Et en ce qui concerne l`année de son début, 1951, il me semble d`autant plus important à remarquer et à apprécier le fait que seulement 5 ans ont été passés depuis la fin de la deuxième guerre mondiale, perdue par les Allemands, comme tout le monde le sait, et à cette époque-là l`Allemagne était un pays complètement détruit, proprement dit, et plein de ruines.
StiftsRuine, le lieu où le festival se déroule, n`est pas une ruine suite à ladite guerre sanguinaire, mais elle représente les restes d`une construction qui semble avoir été faite dans les années 769 (non pas 1769! ) et qui a été visitée en 1521 par Martin Luther, dont les actions ont mené à la naissance de la religion protestante, l`une des plus importantes dans le monde. Sur un portail... luthérien, StiftsRuine était décrite comme la plus grande ruine d`une église romano-catholique!
Je suis arrivé, donc, dans la gare de Bad Hersfeld au troisième quai. Je suis descendu dans le passage sous la voie ferrée pour atteindre la gare proprement-dite - chose insignifiante, n`est pas? - mais le passage…
Le passage avait les murs de verre, des images avec des silhouettes de chanteurs et thèmes musicaux, des masques de théâtre, des images d`époque (toujours des silhouettes) et les murs étaient allumés alternativement dans presque toutes les couleurs de base, violet, rouge, orange, jaune, vert, bleu, le changement d`une couleur à l`autre se faisant de manière diffuse, agréable mais un peu trop rapidement. (Dans l`album des photos il y a plus de photos du passage.)
J`ai demandé comment arriver aux StiftsRuine - comme touriste, en Allemagne on ne doit pas parler l`allemand - je crois que plus de 80% des Allemands parlent l`anglais - et j`y suis parti. (Bien sûr, il faut connaître l`anglais) La ville est banale dans la première partie, mais la zone de centre est jolie et elle a des connotations médiévales même si elle a été reconstruite après la seconde guerre mondiale, comme c`était le cas avec la plupart des villes allemandes.
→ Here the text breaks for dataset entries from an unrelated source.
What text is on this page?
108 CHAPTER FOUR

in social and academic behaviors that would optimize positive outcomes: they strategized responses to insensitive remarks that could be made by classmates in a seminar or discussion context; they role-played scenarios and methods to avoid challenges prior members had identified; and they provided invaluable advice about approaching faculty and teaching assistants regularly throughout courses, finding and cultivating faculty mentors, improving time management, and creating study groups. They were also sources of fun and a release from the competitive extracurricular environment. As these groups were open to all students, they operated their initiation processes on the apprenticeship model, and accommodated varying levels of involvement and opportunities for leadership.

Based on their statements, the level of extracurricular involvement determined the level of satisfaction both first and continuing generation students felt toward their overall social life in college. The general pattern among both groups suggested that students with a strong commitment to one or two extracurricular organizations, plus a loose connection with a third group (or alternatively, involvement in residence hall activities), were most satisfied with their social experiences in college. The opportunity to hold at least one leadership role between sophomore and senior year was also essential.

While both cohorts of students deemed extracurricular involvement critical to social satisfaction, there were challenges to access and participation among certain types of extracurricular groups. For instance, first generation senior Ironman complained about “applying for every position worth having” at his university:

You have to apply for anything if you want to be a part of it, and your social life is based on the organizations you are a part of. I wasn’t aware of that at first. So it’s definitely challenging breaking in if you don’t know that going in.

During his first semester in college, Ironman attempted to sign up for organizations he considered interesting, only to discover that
Pas à pas il n`est plus nécessaire à demander la route, je vois de plus en plus de personnes qui se dirigent dans la même direction. Ils paraissaient alignés et, bien qu`ils parlent entre eux, le silence semble présent dans les rues. Seulement un Roumain avec une valise faisant du bruit par ses petites roues sur les dalles en pierre « nuit » à l`atmosphère.
StiftsRuine est comme une petite forteresse ancienne. Comme allure, elle semble au monastère Chiajna-Giulesti, situé à la périphérie de Bucarest, par les murs hauts, les « trous » dans le toit et dans les murs, mais elle est plus grande et, surtout, elle est utilisée. Les organisateurs ont monté un toit de toile dessus les sièges et devant l`entrée il y a environ 15 drapeaux, dont j`ai remarqué ceux de l`Italie, de la France, des Etats Unis et bien sûr, de l`Allemagne. Entre les drapeaux et l`entrée dans la forteresse-église il y a quelques tables et quelques Allemagnes y boivent debout, probablement, de la champagne. J`entre, dans la « salle » il y a beaucoup de chaises (environ 1600 - toutes vont avoir des occupants), l`espace des sièges est revêtu, pas la scène.
L`heure de début du spectacle : 20 :30. Il est 20 :30, le chef d`orchestre apparaît. Et l`opéra commence. Quelque surprise? Le décor est simple, seulement deux sphinx mis n`importe où sur la scène, au centre-droite et au centre-gauche. La mise en scène semble semi-classique, en le déduisant des décors et des costumes de Radames et du prêtre, le premier vêtu d`un t-shirt comme une tunique brune, des pantalons et des bottes crème, le seconde vêtu d`une robe longue, blanche, avec une ceinture dorée et à haut col avec un imprimé doré.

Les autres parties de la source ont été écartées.